Up to 900 extra police to patrol London this weekend for return of Just Stop Oil

Up to 900 extra Metropolitan Police officers will be on the streets of London over the weekend to deal with renewed Just Stop Oil demonstrations.

The group staged 32 days of disruption from the end of September and throughout October, which the Met said resulted in 677 arrests with 111 people charged, and officers working a total of 9,438 additional shifts.

Just Stop Oil campaigners paused their activities earlier this week, saying they would give the Government until Friday evening to respond to their request to stop investing in new oil and gas.

They are expected to renew road-blocking demonstrations on Saturday, when there will also be train strikes in the capital and across the country.

Just Stop Oil protest
Activists from Just Stop Oil during their protest outside Harrods department store in Knightsbridge, London, on October 20 (Ian West/PA)

Speaking outside Scotland Yard on Friday, Met Commander Jon Savell asked the public to “bear with” police tackling any unlawful protests, and said there would be “up to 900” additional officers deployed in London this weekend.

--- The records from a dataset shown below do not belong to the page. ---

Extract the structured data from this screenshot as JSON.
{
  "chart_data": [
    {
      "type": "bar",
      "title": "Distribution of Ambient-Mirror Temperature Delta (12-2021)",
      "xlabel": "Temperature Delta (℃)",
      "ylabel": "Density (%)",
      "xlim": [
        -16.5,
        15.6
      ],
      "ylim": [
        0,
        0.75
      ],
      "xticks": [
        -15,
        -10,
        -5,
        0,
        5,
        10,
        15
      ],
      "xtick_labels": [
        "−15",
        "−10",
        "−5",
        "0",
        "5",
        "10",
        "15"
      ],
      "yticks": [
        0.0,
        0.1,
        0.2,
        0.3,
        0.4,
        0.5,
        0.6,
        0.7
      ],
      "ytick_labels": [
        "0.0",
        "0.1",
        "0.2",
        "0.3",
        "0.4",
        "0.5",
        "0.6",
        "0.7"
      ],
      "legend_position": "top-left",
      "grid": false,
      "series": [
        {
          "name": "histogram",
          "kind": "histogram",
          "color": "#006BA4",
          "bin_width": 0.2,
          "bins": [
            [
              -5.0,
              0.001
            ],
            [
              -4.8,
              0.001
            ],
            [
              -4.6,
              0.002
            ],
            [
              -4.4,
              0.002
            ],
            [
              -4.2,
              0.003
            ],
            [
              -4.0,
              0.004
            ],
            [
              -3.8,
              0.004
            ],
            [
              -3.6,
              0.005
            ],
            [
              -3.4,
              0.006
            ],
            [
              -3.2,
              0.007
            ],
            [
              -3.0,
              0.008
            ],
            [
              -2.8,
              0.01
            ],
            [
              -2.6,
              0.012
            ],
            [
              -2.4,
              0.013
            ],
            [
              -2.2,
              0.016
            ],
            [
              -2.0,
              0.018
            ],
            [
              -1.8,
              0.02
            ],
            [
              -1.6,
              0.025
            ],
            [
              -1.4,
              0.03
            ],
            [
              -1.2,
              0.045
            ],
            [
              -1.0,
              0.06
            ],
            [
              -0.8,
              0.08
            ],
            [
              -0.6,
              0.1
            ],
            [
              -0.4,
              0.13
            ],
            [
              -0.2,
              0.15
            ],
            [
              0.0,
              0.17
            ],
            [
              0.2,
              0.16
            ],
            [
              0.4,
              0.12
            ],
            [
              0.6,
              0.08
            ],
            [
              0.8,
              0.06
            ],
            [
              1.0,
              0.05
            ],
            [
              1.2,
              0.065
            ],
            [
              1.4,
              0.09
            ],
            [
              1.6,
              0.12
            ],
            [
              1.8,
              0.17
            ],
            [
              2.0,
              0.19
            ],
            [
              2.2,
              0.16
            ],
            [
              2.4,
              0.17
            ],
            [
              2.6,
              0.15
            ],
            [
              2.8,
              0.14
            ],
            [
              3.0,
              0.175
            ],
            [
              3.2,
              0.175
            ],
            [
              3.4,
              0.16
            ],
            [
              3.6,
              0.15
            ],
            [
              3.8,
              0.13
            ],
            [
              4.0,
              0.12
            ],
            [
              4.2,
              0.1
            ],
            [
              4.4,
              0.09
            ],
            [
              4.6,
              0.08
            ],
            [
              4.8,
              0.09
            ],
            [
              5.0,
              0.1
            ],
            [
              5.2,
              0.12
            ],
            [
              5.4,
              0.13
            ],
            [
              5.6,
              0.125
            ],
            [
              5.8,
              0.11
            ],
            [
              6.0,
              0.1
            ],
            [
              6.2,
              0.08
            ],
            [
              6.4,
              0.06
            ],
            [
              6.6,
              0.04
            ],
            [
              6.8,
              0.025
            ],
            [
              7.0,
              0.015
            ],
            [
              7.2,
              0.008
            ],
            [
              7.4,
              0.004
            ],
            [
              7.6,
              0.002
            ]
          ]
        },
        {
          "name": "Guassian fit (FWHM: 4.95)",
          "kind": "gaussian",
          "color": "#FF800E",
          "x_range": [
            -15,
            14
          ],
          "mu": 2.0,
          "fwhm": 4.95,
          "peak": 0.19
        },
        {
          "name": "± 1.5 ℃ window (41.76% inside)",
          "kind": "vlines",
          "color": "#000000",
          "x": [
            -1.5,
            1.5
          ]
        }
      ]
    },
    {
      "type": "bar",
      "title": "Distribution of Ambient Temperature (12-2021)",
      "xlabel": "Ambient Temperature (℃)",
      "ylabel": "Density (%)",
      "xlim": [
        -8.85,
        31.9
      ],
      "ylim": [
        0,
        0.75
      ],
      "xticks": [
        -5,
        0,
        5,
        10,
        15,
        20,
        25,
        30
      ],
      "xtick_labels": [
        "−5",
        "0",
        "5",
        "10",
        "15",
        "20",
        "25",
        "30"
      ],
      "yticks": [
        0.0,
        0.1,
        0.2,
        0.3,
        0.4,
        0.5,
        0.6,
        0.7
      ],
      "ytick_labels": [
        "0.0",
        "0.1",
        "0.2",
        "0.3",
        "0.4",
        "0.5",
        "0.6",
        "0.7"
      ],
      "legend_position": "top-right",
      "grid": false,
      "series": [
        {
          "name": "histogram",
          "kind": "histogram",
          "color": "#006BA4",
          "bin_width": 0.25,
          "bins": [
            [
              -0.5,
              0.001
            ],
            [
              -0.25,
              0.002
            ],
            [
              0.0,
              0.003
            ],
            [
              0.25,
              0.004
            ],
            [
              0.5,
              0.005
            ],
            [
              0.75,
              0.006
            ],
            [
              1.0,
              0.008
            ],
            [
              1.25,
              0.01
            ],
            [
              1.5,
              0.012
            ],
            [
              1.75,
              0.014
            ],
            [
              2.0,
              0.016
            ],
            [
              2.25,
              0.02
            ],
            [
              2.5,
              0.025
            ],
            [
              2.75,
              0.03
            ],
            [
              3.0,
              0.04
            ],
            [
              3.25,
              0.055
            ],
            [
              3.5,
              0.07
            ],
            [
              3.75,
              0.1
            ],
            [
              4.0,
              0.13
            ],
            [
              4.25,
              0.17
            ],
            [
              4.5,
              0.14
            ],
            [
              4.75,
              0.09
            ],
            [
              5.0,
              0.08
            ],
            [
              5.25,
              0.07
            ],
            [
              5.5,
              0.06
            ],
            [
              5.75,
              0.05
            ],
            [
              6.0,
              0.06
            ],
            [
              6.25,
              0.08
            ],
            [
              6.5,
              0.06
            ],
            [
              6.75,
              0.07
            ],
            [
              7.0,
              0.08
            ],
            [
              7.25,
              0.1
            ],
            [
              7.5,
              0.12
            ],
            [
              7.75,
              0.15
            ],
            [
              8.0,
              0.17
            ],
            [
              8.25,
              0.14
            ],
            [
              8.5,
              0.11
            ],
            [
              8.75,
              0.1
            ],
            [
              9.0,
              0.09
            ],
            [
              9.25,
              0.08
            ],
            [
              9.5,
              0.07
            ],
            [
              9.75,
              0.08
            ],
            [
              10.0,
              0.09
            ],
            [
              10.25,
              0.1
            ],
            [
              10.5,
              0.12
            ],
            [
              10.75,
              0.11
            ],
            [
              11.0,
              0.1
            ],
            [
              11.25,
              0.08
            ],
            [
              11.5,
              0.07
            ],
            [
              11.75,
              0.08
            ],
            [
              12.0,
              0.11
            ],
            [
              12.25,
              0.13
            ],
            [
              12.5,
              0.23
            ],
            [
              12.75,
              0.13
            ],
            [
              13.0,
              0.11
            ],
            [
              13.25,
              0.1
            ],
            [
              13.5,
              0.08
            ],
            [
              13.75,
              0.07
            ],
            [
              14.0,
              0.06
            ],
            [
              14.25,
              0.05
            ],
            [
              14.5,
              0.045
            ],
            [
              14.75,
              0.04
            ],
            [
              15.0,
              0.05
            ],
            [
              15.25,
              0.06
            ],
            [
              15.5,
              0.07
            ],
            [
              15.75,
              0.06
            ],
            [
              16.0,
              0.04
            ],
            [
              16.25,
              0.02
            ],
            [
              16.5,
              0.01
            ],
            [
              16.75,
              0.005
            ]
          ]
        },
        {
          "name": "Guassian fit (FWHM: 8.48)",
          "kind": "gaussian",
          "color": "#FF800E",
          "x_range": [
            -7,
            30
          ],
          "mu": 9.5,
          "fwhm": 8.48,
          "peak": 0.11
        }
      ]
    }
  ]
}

“We will have hundreds of extra officers on duty this weekend in and around the areas where we believe that they will be, and we will be responding to them as and when they appear,” he told the PA news agency.

“We will help facilitate them protesting lawfully, but where they cross the boundaries we will act quickly.”

He added: “It is unfortunate that it coincides with the train strikes and there will inevitably be protests in the roads and some of the more iconic places.

“We will work quickly to try and minimise that disruption, and we would just ask the public to bear with us.

Just Stop Oil protests
Metropolitan Police Commander Jon Savell is leading the force’s response to protests across London this weekend (James Manning/PA)

“But if there are issues, be reassured that we have hundreds of extra officers on duty, we will be there, and we will take action where it’s needed.”

Asked about the impact of the protests on the Met’s capacity to police serious and violent crime, Mr Savell said the force would be “able to manage” and community policing would “continue at the levels we would expect to deliver”.

“It does take up a lot of resources, not only for us but for the lawyers and the court systems,” he said.

“That is time and resources that could be better used in tackling community crime, robberies and violence that is a priority for us, but we are here to deal with anything that is unlawful and the public can rely on us.”

Members of the People’s Assembly, part of the Unison trade union, are expected to stage a “Britain Is Broken” demonstration at Embankment in central London at noon on Saturday.

The Met said officers will also be policing events like this to ensure protests are lawful.